Tuning-Up Performance — Fiorenza
The scene illustrates the most common issue our firm sees sabotaging performance evaluation systems of all types—management’s lack of belief in, and commitment to, its own process. While there are many types of evaluation systems, ranging from the simplest to the most complex, there are a number of universal standards by which all such programs can be judged.
No matter what the policy manual or evaluation forms may say, performance evaluations are more often than not viewed as an assessment of the personal worth of an employee. It’s difficult to offer objective criticisms, and more difficult to receive them.
While often touted as a communications tool that helps build employee morale and productivity, many organizations experience an increase in tensions and a decrease in productivity around evaluation time. Combat this by clearly defining why evaluations are conducted and where they fit within the overall organization.

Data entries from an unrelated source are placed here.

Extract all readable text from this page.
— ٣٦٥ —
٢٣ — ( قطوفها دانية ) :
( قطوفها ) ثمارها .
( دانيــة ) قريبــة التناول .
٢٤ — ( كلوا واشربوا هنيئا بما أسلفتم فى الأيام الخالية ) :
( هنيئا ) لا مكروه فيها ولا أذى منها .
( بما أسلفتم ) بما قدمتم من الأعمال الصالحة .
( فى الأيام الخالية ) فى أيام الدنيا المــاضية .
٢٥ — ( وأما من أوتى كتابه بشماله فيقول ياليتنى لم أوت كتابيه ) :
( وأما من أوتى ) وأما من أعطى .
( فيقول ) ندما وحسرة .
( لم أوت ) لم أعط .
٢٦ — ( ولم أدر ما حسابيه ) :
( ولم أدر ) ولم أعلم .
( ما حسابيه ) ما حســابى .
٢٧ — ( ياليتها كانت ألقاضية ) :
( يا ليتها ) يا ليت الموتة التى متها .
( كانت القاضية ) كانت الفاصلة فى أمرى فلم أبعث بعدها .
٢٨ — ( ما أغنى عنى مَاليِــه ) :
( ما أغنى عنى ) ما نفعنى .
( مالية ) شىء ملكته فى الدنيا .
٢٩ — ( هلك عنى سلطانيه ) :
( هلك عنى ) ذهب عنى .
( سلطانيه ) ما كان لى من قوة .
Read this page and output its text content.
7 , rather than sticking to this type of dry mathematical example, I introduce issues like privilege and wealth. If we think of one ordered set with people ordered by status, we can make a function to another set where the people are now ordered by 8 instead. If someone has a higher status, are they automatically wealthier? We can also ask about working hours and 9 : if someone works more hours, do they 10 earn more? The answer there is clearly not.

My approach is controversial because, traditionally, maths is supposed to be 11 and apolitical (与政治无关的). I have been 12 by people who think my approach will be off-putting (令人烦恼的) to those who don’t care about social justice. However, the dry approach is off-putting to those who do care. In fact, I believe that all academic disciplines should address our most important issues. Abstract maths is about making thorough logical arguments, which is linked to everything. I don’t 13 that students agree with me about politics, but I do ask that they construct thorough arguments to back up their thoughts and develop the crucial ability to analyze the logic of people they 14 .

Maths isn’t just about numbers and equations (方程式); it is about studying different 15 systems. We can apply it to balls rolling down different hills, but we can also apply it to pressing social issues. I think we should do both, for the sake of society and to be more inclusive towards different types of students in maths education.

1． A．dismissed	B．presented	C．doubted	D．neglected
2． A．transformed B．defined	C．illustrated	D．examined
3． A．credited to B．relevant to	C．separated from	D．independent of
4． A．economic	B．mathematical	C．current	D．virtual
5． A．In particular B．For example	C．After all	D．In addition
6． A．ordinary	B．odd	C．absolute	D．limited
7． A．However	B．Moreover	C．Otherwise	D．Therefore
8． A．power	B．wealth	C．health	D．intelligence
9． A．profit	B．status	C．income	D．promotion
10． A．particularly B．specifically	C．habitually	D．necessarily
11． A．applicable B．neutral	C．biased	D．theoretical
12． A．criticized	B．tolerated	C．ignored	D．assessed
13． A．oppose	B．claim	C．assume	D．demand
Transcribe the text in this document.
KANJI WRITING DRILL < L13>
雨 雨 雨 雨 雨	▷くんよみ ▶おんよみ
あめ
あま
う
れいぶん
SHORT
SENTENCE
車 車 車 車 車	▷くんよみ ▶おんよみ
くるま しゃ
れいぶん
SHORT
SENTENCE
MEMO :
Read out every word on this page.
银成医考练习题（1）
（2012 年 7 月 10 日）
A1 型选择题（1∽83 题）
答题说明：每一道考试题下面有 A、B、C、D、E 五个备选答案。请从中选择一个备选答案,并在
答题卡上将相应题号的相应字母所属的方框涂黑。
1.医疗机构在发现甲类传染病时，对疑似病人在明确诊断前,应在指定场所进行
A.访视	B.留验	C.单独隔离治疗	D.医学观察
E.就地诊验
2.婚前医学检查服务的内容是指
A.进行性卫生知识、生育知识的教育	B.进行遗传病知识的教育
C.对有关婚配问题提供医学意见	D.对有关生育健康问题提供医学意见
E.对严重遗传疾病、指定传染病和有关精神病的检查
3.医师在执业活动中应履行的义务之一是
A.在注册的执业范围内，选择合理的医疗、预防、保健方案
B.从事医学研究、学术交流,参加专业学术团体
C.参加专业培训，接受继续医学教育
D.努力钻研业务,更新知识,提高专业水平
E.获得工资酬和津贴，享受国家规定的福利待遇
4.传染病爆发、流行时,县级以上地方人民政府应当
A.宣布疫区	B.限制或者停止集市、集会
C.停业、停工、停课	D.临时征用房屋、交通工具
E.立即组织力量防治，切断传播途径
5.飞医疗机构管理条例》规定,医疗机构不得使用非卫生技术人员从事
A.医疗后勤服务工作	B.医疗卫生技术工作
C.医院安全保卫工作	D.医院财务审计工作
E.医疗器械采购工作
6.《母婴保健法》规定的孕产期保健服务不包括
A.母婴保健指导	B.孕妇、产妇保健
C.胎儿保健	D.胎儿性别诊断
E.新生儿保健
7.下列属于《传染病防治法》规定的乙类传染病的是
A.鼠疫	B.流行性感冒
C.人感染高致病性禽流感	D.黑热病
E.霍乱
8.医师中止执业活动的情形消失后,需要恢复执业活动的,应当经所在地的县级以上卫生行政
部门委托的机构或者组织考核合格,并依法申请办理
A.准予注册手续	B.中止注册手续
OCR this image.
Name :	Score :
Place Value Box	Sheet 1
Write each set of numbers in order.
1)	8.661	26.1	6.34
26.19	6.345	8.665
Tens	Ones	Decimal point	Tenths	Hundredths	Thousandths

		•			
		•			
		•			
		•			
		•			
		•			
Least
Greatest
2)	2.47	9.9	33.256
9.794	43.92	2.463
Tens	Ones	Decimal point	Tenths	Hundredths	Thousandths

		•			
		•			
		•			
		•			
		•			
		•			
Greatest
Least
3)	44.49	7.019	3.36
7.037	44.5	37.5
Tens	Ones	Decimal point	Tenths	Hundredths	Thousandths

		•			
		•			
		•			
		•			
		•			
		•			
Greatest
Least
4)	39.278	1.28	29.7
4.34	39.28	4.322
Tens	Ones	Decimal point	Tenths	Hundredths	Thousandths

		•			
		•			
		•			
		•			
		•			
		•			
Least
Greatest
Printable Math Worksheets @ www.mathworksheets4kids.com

Successful evaluation programs have clearly defined purposes. These include ensuring that input from employees on their positions and the organization as a whole is understood and considered; that a sound basis exists for daily personnel decisions such as promotions, transfers, layoffs and discharges; that compensation issues are fairly evaluated; and that consistency is maintained throughout the organization.
Employees should learn during their orientation, and be periodically reminded of, the organization’s policy concerning performance evaluation, including how and why formal evaluations are utilized.